Today's Gospel recounts an outstanding educational experience. The people of the Capernaum synagogue find that they have run right smack into the truth. Their encounter with Jesus leaves them awestruck. In contrast to their usual teachers, he speaks and acts with an authority that is undeniable.
What do these people learn from hearing Jesus? What difference does it make for them that he expels an unclean spirit from one of their number?
Because of who Jesus is and what he does, they realize, perhaps for the only time in their lives, that truth is personal. Their teachers are always passing on to them the venerable opinions of past masters. They are accustomed to hearing what one great rabbi or another said about this issue or that, and they are accustomed to setting great store by these observations.
But that particular sabbath day Jesus appears in their synagogue, and they find that the truth is not a "what," an inheritance left over from the past, something they must keep stored away, wrapped in tissue paper. They experience the truth as a "who," a living, breathing man whose face they can recognize and whose actions they cannot control.
This means that something in them has to die. That something is their belief that they can control the truth. For if the truth is a "what," there's reason to expect that you or I or all of us together can somehow master the truth, that we can bend it to our purposes. But if truth is alive, if truth is personal, if truth stares back at us, then this expectation seems groundless.
Personal truth will not choose to be our slave. That truth is personal means that our desire for control must die. We must commit ourselves to a far different existence, one characterized by interaction, an existence where the presence of each can be a blessing to all.
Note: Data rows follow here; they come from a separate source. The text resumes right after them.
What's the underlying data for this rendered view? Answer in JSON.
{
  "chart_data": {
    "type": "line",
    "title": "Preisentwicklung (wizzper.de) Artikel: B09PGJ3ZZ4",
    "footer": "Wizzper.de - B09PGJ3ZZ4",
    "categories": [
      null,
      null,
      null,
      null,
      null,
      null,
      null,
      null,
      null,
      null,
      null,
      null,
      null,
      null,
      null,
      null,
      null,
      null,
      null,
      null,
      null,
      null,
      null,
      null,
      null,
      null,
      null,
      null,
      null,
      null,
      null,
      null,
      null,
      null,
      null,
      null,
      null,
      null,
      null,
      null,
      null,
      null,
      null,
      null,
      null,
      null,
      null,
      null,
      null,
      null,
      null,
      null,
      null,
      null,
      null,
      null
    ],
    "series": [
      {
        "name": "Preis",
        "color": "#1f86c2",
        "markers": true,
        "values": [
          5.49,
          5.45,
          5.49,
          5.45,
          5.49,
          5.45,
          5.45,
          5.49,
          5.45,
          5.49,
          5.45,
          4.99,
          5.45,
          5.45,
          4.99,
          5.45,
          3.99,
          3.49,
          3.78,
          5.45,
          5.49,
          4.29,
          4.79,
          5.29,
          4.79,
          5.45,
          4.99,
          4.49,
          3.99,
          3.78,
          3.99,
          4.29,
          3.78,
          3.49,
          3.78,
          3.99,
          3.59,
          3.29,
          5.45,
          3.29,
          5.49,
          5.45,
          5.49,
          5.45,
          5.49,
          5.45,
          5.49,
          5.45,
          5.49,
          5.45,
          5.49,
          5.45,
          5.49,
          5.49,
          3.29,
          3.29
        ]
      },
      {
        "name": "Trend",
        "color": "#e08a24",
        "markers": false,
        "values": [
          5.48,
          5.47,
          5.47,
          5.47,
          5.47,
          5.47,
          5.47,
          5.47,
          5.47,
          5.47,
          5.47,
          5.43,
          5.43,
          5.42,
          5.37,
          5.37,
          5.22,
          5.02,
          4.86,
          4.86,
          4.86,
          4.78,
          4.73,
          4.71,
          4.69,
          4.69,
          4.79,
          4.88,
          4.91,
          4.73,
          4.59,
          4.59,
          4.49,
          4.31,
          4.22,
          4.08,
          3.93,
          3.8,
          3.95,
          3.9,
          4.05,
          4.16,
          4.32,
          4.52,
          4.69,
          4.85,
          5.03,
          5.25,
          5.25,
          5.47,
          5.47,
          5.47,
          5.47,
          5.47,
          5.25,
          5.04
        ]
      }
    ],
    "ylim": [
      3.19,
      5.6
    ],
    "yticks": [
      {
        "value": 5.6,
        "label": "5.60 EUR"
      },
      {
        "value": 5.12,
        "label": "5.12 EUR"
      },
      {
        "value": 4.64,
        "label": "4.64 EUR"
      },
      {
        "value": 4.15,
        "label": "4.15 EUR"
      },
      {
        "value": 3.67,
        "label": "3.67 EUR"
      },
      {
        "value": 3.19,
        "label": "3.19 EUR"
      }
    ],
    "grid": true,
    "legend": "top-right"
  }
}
Truth is personal, and what is personal bears witness to truth; it has ultimate significance. It is therefore wrong to treat any person as a thing. It is wrong to treat anyone as disposable, to see anyone only in terms of our plans and ambitions. The last hundred years have been filled with just such abuse in many places around the globe. Sometimes this degradation of the human person is brought about by a totalitarian state. Sometimes it is the work of terrorists who show no pity. Sometimes it occurs through economic and social systems that reject the least successful.
Truth is personal. We see truth in its absolute form in the person of Jesus Christ. Once he taught in the Capernaum synagogue. Now he reigns in glory. But this same Jesus appears in a host of other places also. Whether we are Christian or Communist, Muslim or Jew, when we hunger for truth, we hunger for Christ. Whether we are scientist or statesman, playwright or philosopher, when we discover truth, we discover Christ. Some know to call him Christ, others do not, but in each case his reality remains. We know Christ is present in the Eucharist, but that is not the only place to find him. Discover any truth, and you will find him, and when you do, listen to what he has to tell you.
If then we are to educate the rising generation in a way that is worthy of them, we must help them to see that truth is personal, that truth cannot be controlled, that truth is a "who" rather than a "what." That is a Christian belief, but one need not be a Christian to accept it. It belongs to an even wider wisdom. This understanding is one way that Christ enlightens everyone born into this world.
The truth is personal. The truth is also communal. The truth never remains a private matter, something we keep to ourselves. We cannot have a private truth like we have a private toothbrush. Yes, each of us has a unique perspective on the truth, one that reflects our character and experience, yet by itself that perspective is not valid. Our different unique views of the truth find their validity when they are taken together.
Jesus encounters those people of Capernaum in their synagogue. This is a public place where study and discussion and worship regularly occur, a place where people sense that they are a community and sense that they are accountable to one another. It is within this network of relationships with all its strains and tangles that they encounter truth in Jesus. They experience him in company with one another. And once they have been shocked out of their wits, they seek one another's help to make sense of what has happened. They do not keep silent, but start to talk among themselves. They wonder about it together.
If we are to provide the rising generation with the education they deserve, then we must help them to see that truth is communal. Children should know what it means to belong to a community of learners, a community that extends far enough to include their teachers and other adults. The classroom should not be a place where isolated individuals engage in senseless competition, but a place where each person contributes and receives because each has a unique perspective on the truth and none holds a monopoly.
In this way, children will discover that truth is personal and that truth dwells among them. They will not simply acquire knowledge, but they will experience wisdom. Their universe will not be void of great plans and purposes. Instead, a new health and a new sanity will be realized among them -- and among us.